Fondata per servire le famiglie del quartiere, offre celebrazioni liturgiche, attività catechistiche, gruppi giovanili e iniziative sociali e culturali.
La parrocchia è anche impegnata nella promozione della solidarietà e nella cura pastorale di tutti i fedeli, rappresentando un luogo di accoglienza, preghiera e crescita spirituale.
La Chiesa di San Nicola di Bari di Polvica (Chiaiano - Napoli) è una Chiesa medievale risalente al periodo tra il 1000 e il 1200.
Sorge su di un Colombario del 1° secolo d. C., appartenuto alla famiglia Pomponia, di cui si conserva il cippo
funeraria che è incastonato nel muro della sacrestia.
L'impianto strutturale iniziale della Chiesa era croce greca e successivamente nel 1500 sono state aggiunte altre due
navate, ciò è desumibile dalla presenza di una maiolica raffigurante la Chiesa in quel periodo, con forme tardo gotiche
con bifore.
Negli atti della diocesi, tra le tante, è riportata una visita pastorale del Cardinale Carafa nel 1542 che confermerebbe
tale tesi.
La Chiesa fa parte dell'antico casale di Polvica tra i più vetusti situati nel territorio di Chiaiano (la leggenda narra che
con ogni probabilità - San Pietro abbia attraversato il Casale).

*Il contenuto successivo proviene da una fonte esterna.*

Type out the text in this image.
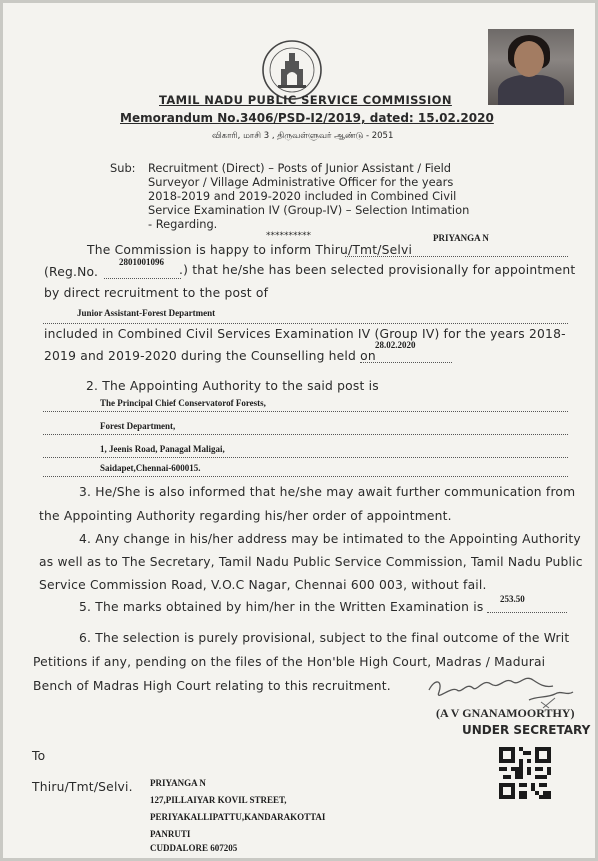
TAMIL NADU PUBLIC SERVICE COMMISSION
Memorandum No.3406/PSD-I2/2019, dated: 15.02.2020
விகாரி, மாசி 3 , திருவள்ளுவர் ஆண்டு - 2051
Sub: Recruitment (Direct) – Posts of Junior Assistant / Field
Surveyor / Village Administrative Officer for the years
2018-2019 and 2019-2020 included in Combined Civil
Service Examination IV (Group-IV) – Selection Intimation
- Regarding.
**********
The Commission is happy to inform Thiru/Tmt/Selvi
PRIYANGA N
(Reg.No.
2801001096
.) that he/she has been selected provisionally for appointment
by direct recruitment to the post of
Junior Assistant-Forest Department
included in Combined Civil Services Examination IV (Group IV) for the years 2018-
2019 and 2019-2020 during the Counselling held on
28.02.2020
2. The Appointing Authority to the said post is
The Principal Chief Conservatorof Forests,
Forest Department,
1, Jeenis Road, Panagal Maligai,
Saidapet,Chennai-600015.
3. He/She is also informed that he/she may await further communication from
the Appointing Authority regarding his/her order of appointment.
4. Any change in his/her address may be intimated to the Appointing Authority
as well as to The Secretary, Tamil Nadu Public Service Commission, Tamil Nadu Public
Service Commission Road, V.O.C Nagar, Chennai 600 003, without fail.
5. The marks obtained by him/her in the Written Examination is
253.50
6. The selection is purely provisional, subject to the final outcome of the Writ
Petitions if any, pending on the files of the Hon'ble High Court, Madras / Madurai
Bench of Madras High Court relating to this recruitment.
(A V GNANAMOORTHY)
UNDER SECRETARY
To
Thiru/Tmt/Selvi. PRIYANGA N
127,PILLAIYAR KOVIL STREET,
PERIYAKALLIPATTU,KANDARAKOTTAI
PANRUTI
CUDDALORE 607205
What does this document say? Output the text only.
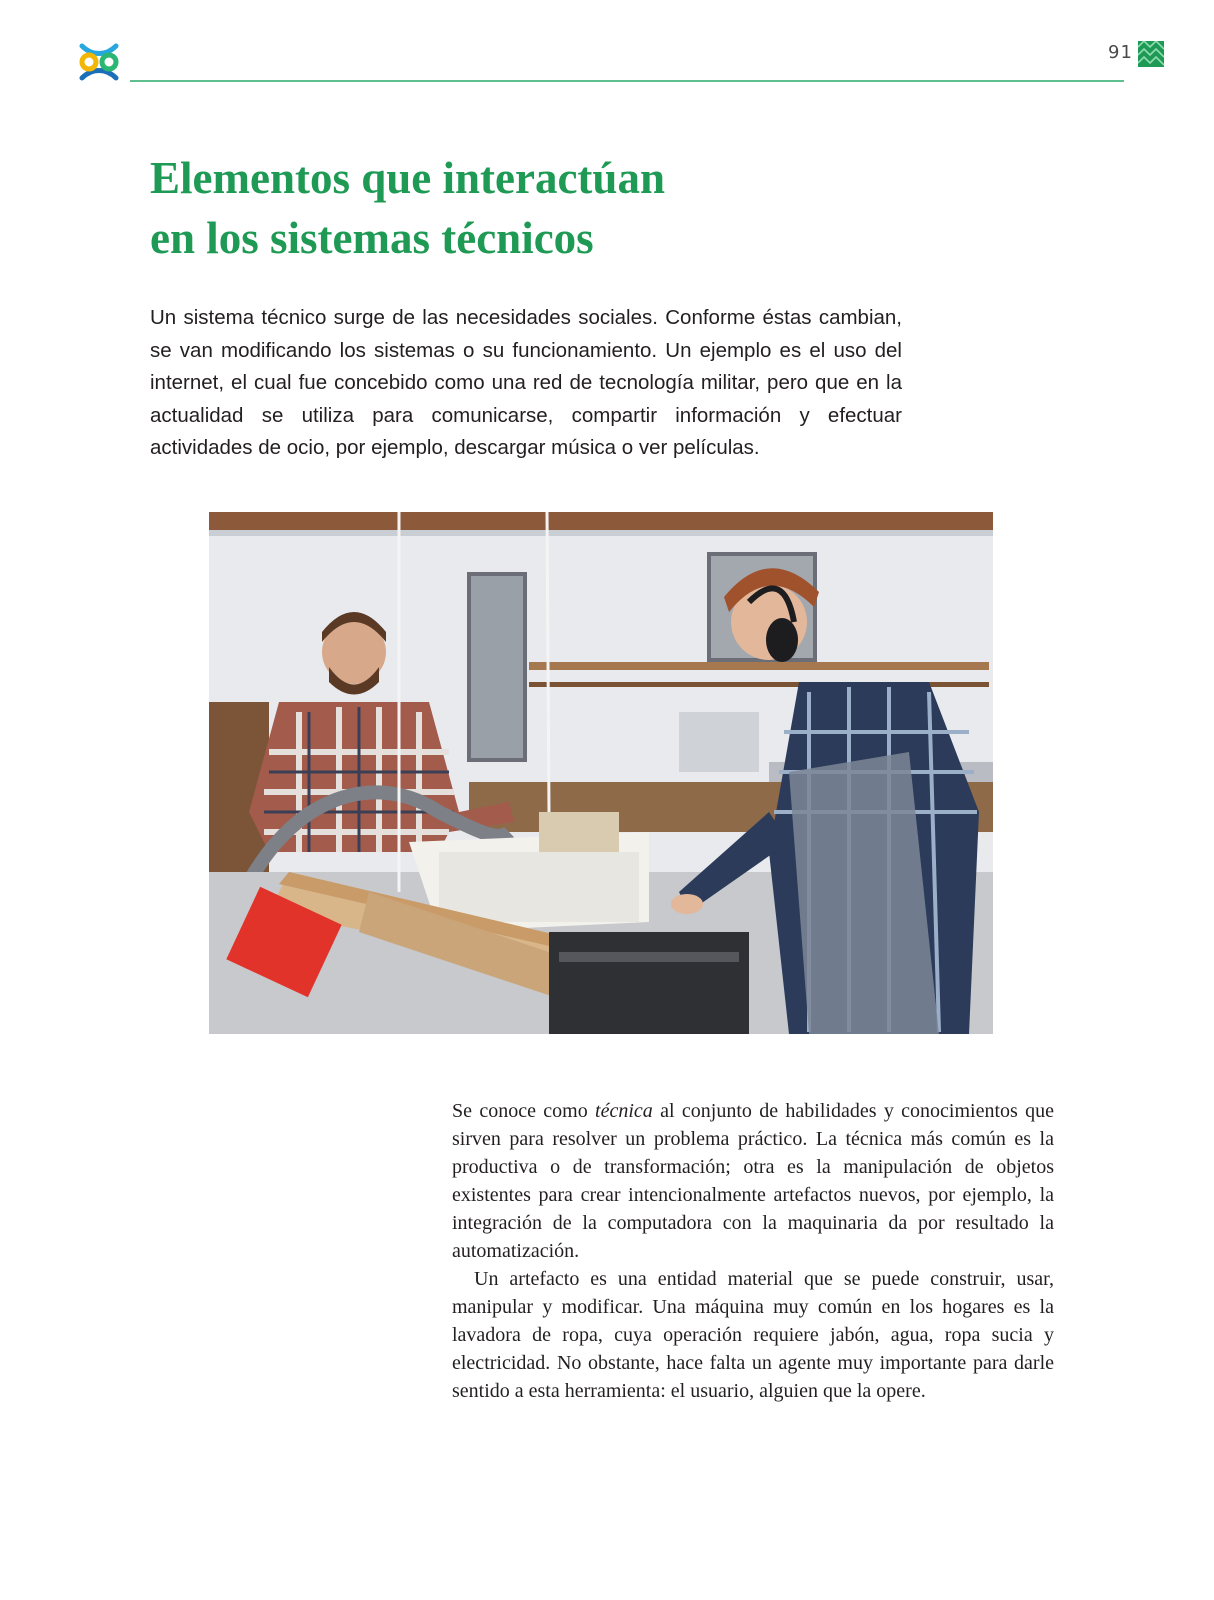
91
Elementos que interactúan
en los sistemas técnicos

Un sistema técnico surge de las necesidades sociales. Conforme éstas cambian, se van modificando los sistemas o su funcionamiento. Un ejemplo es el uso del internet, el cual fue concebido como una red de tecnología militar, pero que en la actualidad se utiliza para comunicarse, compartir información y efectuar actividades de ocio, por ejemplo, descargar música o ver películas.

Se conoce como técnica al conjunto de habilidades y conocimientos que sirven para resolver un problema práctico. La técnica más común es la productiva o de transformación; otra es la manipulación de objetos existentes para crear intencionalmente artefactos nuevos, por ejemplo, la integración de la computadora con la maquinaria da por resultado la automatización.

Un artefacto es una entidad material que se puede construir, usar, manipular y modificar. Una máquina muy común en los hogares es la lavadora de ropa, cuya operación requiere jabón, agua, ropa sucia y electricidad. No obstante, hace falta un agente muy importante para darle sentido a esta herramienta: el usuario, alguien que la opere.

Il suo nome deriva da Pelvi, (bacino idrografico), zona di terreno le cui acque scorrono lungo l'alveo di un canale
torrentizio, sottostante ad un altopiano o montagnola, in particolare l'alveo dell'altopiano dei Camaldoli. Da Pelvi si è
passati a Pelvica poi a Publica come citato nel "proclama di Belisario", il famoso Generale di Costantinopoli, nel
reclutamento obbligatorio del 536 d. C. effettuato per ripopolare l'esercito imperiale, decimato dalla pestilenza
(la nascita della Coscrizione - la chiamata delle armi obbligatoria degli uomini validi dell'entroterra Napoletano, dai casali
di Piscinola, Plajano e Publica).
Su un diploma del Re Roberto Guiscardo fu trascritta come Plubica (nel 1076), mentre Pulvica era indicata sui
diplomi dei Re Angioini. infine fu riportato come Polvica e con tale toponimo è giunta fino a noi, da quando fu data
in feudo dal Vicerè Conte di Monterrey a Giovan Battista Salernitano nel 1631.